I'm new to snowmobiling this year. I bought a '77 yamaha 440.
I rode it for alittle while and a friend told me to change the slides and said he would help. When we went to change them I had already gone thru on the front. I didn't do any damage to the track, but we couldn't get the old slides out. I called the local shop and he said I would basically have to chip them out piece by piece. I haven't had time to do this yet and I was wondering if you guys had any ideas or tricks to help (other than changing the slides sooner)
Thanks


----------



## Burksee (Jan 15, 2003)

What "model" of "77 Yamaha" do you have? (AE: Enticer, Exciter, SRX, ect.)

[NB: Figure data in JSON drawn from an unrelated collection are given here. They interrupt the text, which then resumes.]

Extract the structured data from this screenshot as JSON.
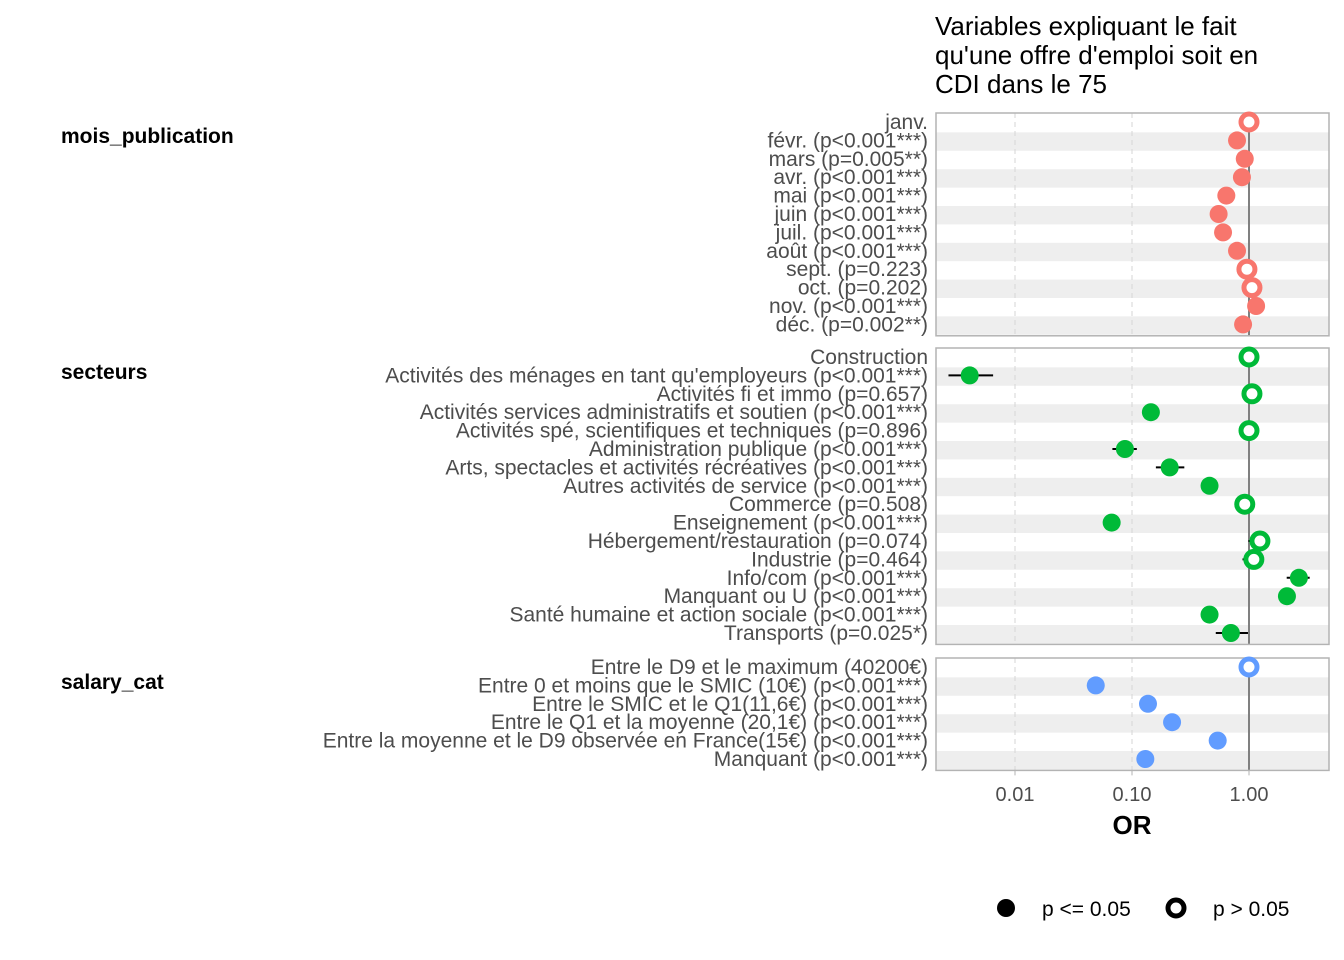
{
  "chart_data": {
    "type": "scatter",
    "subtype": "forest-plot",
    "title": "Variables expliquant le fait qu'une offre d'emploi soit en CDI dans le 75",
    "title_lines": [
      "Variables expliquant le fait",
      "qu'une offre d'emploi soit en",
      "CDI dans le 75"
    ],
    "xlabel": "OR",
    "ylabel": "",
    "x_scale": "log10",
    "xlim": [
      0.0021,
      4.8
    ],
    "x_ticks": [
      0.01,
      0.1,
      1.0
    ],
    "x_tick_labels": [
      "0.01",
      "0.10",
      "1.00"
    ],
    "reference_line": 1.0,
    "grid": "vertical dashed at ticks, alternating grey row bands",
    "legend": {
      "placement": "bottom-right",
      "items": [
        {
          "label": "p <= 0.05",
          "symbol": "filled-circle"
        },
        {
          "label": "p > 0.05",
          "symbol": "hollow-circle"
        }
      ]
    },
    "groups": [
      {
        "name": "mois_publication",
        "color": "#F8766D",
        "rows": [
          {
            "label": "janv.",
            "or": 1.0,
            "ci": null,
            "significant": false
          },
          {
            "label": "févr. (p<0.001***)",
            "or": 0.79,
            "ci": null,
            "significant": true
          },
          {
            "label": "mars (p=0.005**)",
            "or": 0.92,
            "ci": null,
            "significant": true
          },
          {
            "label": "avr. (p<0.001***)",
            "or": 0.87,
            "ci": null,
            "significant": true
          },
          {
            "label": "mai (p<0.001***)",
            "or": 0.64,
            "ci": null,
            "significant": true
          },
          {
            "label": "juin (p<0.001***)",
            "or": 0.55,
            "ci": null,
            "significant": true
          },
          {
            "label": "juil. (p<0.001***)",
            "or": 0.6,
            "ci": null,
            "significant": true
          },
          {
            "label": "août (p<0.001***)",
            "or": 0.79,
            "ci": null,
            "significant": true
          },
          {
            "label": "sept. (p=0.223)",
            "or": 0.96,
            "ci": null,
            "significant": false
          },
          {
            "label": "oct. (p=0.202)",
            "or": 1.06,
            "ci": null,
            "significant": false
          },
          {
            "label": "nov. (p<0.001***)",
            "or": 1.15,
            "ci": null,
            "significant": true
          },
          {
            "label": "déc. (p=0.002**)",
            "or": 0.89,
            "ci": null,
            "significant": true
          }
        ]
      },
      {
        "name": "secteurs",
        "color": "#00BA38",
        "rows": [
          {
            "label": "Construction",
            "or": 1.0,
            "ci": null,
            "significant": false
          },
          {
            "label": "Activités des ménages en tant qu'employeurs (p<0.001***)",
            "or": 0.0041,
            "ci": [
              0.0027,
              0.0065
            ],
            "significant": true
          },
          {
            "label": "Activités fi et immo (p=0.657)",
            "or": 1.06,
            "ci": [
              0.95,
              1.17
            ],
            "significant": false
          },
          {
            "label": "Activités services administratifs et soutien (p<0.001***)",
            "or": 0.145,
            "ci": [
              0.125,
              0.16
            ],
            "significant": true
          },
          {
            "label": "Activités spé, scientifiques et techniques (p=0.896)",
            "or": 1.0,
            "ci": null,
            "significant": false
          },
          {
            "label": "Administration publique (p<0.001***)",
            "or": 0.087,
            "ci": [
              0.068,
              0.11
            ],
            "significant": true
          },
          {
            "label": "Arts, spectacles et activités récréatives (p<0.001***)",
            "or": 0.21,
            "ci": [
              0.16,
              0.28
            ],
            "significant": true
          },
          {
            "label": "Autres activités de service (p<0.001***)",
            "or": 0.46,
            "ci": [
              0.39,
              0.53
            ],
            "significant": true
          },
          {
            "label": "Commerce (p=0.508)",
            "or": 0.92,
            "ci": null,
            "significant": false
          },
          {
            "label": "Enseignement (p<0.001***)",
            "or": 0.067,
            "ci": [
              0.057,
              0.078
            ],
            "significant": true
          },
          {
            "label": "Hébergement/restauration (p=0.074)",
            "or": 1.24,
            "ci": [
              0.99,
              1.5
            ],
            "significant": false
          },
          {
            "label": "Industrie (p=0.464)",
            "or": 1.1,
            "ci": [
              0.88,
              1.3
            ],
            "significant": false
          },
          {
            "label": "Info/com (p<0.001***)",
            "or": 2.67,
            "ci": [
              2.1,
              3.3
            ],
            "significant": true
          },
          {
            "label": "Manquant ou U (p<0.001***)",
            "or": 2.11,
            "ci": [
              1.9,
              2.4
            ],
            "significant": true
          },
          {
            "label": "Santé humaine et action sociale (p<0.001***)",
            "or": 0.46,
            "ci": [
              0.39,
              0.54
            ],
            "significant": true
          },
          {
            "label": "Transports (p=0.025*)",
            "or": 0.7,
            "ci": [
              0.52,
              0.98
            ],
            "significant": true
          }
        ]
      },
      {
        "name": "salary_cat",
        "color": "#619CFF",
        "rows": [
          {
            "label": "Entre le D9 et le maximum (40200€)",
            "or": 1.0,
            "ci": null,
            "significant": false
          },
          {
            "label": "Entre 0 et moins que le SMIC (10€) (p<0.001***)",
            "or": 0.049,
            "ci": [
              0.045,
              0.053
            ],
            "significant": true
          },
          {
            "label": "Entre le SMIC et le Q1(11,6€) (p<0.001***)",
            "or": 0.137,
            "ci": null,
            "significant": true
          },
          {
            "label": "Entre le Q1 et la moyenne (20,1€) (p<0.001***)",
            "or": 0.22,
            "ci": null,
            "significant": true
          },
          {
            "label": "Entre la moyenne et le D9 observée en France(15€) (p<0.001***)",
            "or": 0.54,
            "ci": null,
            "significant": true
          },
          {
            "label": "Manquant (p<0.001***)",
            "or": 0.13,
            "ci": null,
            "significant": true
          }
        ]
      }
    ]
  }
}
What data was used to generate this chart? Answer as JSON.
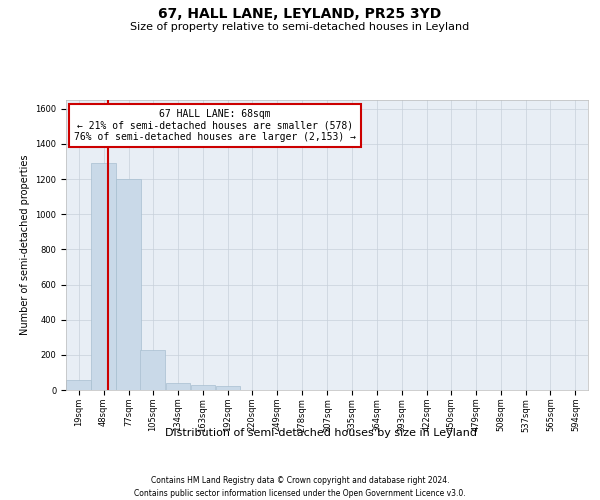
{
  "title": "67, HALL LANE, LEYLAND, PR25 3YD",
  "subtitle": "Size of property relative to semi-detached houses in Leyland",
  "xlabel": "Distribution of semi-detached houses by size in Leyland",
  "ylabel": "Number of semi-detached properties",
  "footnote1": "Contains HM Land Registry data © Crown copyright and database right 2024.",
  "footnote2": "Contains public sector information licensed under the Open Government Licence v3.0.",
  "annotation_title": "67 HALL LANE: 68sqm",
  "annotation_line1": "← 21% of semi-detached houses are smaller (578)",
  "annotation_line2": "76% of semi-detached houses are larger (2,153) →",
  "bins": [
    19,
    48,
    77,
    105,
    134,
    163,
    192,
    220,
    249,
    278,
    307,
    335,
    364,
    393,
    422,
    450,
    479,
    508,
    537,
    565,
    594
  ],
  "bin_labels": [
    "19sqm",
    "48sqm",
    "77sqm",
    "105sqm",
    "134sqm",
    "163sqm",
    "192sqm",
    "220sqm",
    "249sqm",
    "278sqm",
    "307sqm",
    "335sqm",
    "364sqm",
    "393sqm",
    "422sqm",
    "450sqm",
    "479sqm",
    "508sqm",
    "537sqm",
    "565sqm",
    "594sqm"
  ],
  "values": [
    55,
    1290,
    1200,
    230,
    40,
    30,
    20,
    0,
    0,
    0,
    0,
    0,
    0,
    0,
    0,
    0,
    0,
    0,
    0,
    0,
    0
  ],
  "bar_color": "#c9d9e8",
  "bar_edge_color": "#a8bfd0",
  "vline_color": "#cc0000",
  "vline_x": 68,
  "ylim": [
    0,
    1650
  ],
  "yticks": [
    0,
    200,
    400,
    600,
    800,
    1000,
    1200,
    1400,
    1600
  ],
  "ax_facecolor": "#e8eef5",
  "background_color": "#ffffff",
  "grid_color": "#c8d0da",
  "annotation_box_color": "#ffffff",
  "annotation_box_edge": "#cc0000",
  "title_fontsize": 10,
  "subtitle_fontsize": 8,
  "ylabel_fontsize": 7,
  "xlabel_fontsize": 8,
  "tick_fontsize": 6,
  "annot_fontsize": 7,
  "footnote_fontsize": 5.5
}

Some of them you can take the screw out of the front and tap the slide backwards, feeding it thru the lug hole in the track. 

One guy told me of a way that sounds good but havent tried yet;
He uses his "Roto Zip", ties the machine up, takes the belt of the clutch, adjust the depth of the rotor zip to cut (as he rolls the track) just enough thru the old slide to "split it" in half. The same method could be used with a sharp razer or "hot" knife. Then slide the new ones thru the lug hole, and use lots of lube! I use dish soap and/or WD40. Be careful not to force it and "cut" the new slide on/off the rails.

Other than that the only way we've done them is to take the suspension out.

Good Luck!


----------



## ramprat (Aug 7, 2001)

I ended up taking out the suspension. It didn't go to bad, had alittle bit of trouble getting everything back togather. Hopefully I won't have to do it again. I found out why the front wore out so much faster, it's missing a set of idler wheels. The brackets are there though. I'm checking around for prices on them now. Thanks for the idea though. I have an exciter and some people I know have an enticer them from right around the same year, does anyone know if some of the parts are interchangable.
Thanks


----------



## Burksee (Jan 15, 2003)

Your right, taking out the suspension is a lot easier than putting it back in! A hint for doing that way, should you have to (if riding the ice a lot w/o a lot of snow you will!) change the slides again remember to back the track adjusters all the way out so the rear wheels are all the way forward.

The front wheels you mentioned are an "extra", Yamaha never put them on at the factory. Yamaha's have a bad rep for doing just what your is doing, wearing faster on that bend in the front. The wheels will help, and the wheels are the same as the other "little" ones. The only issue is finding the correct hardware set up for that year and model. That part of the slide rail frame is not that strong, if you hit something hard or a lot it will break that ear off the rail.

You never mentioned what model of Yamaha you have?

Good Luck!


----------



## Burksee (Jan 15, 2003)

Sorry, Should have read all your reply. Exciter and Enticer are not the same but Yamaha did do something right, they used a lot of interchangable components back then! Some of the springs, wheels and adjusters are the same, the rails and shocks are not. 

Heres an idea if your really up for a challange and a little modifing; I know those sleds dont have much rear suspension travel, I saw a guy last year that had an 1980 SRX and an 1979 Exciter, he had put the rear suspensions out of a early model (84-98) Phazer under both of them! He let me ride the SRX, I was impressed. It rode a hundred times better!


----------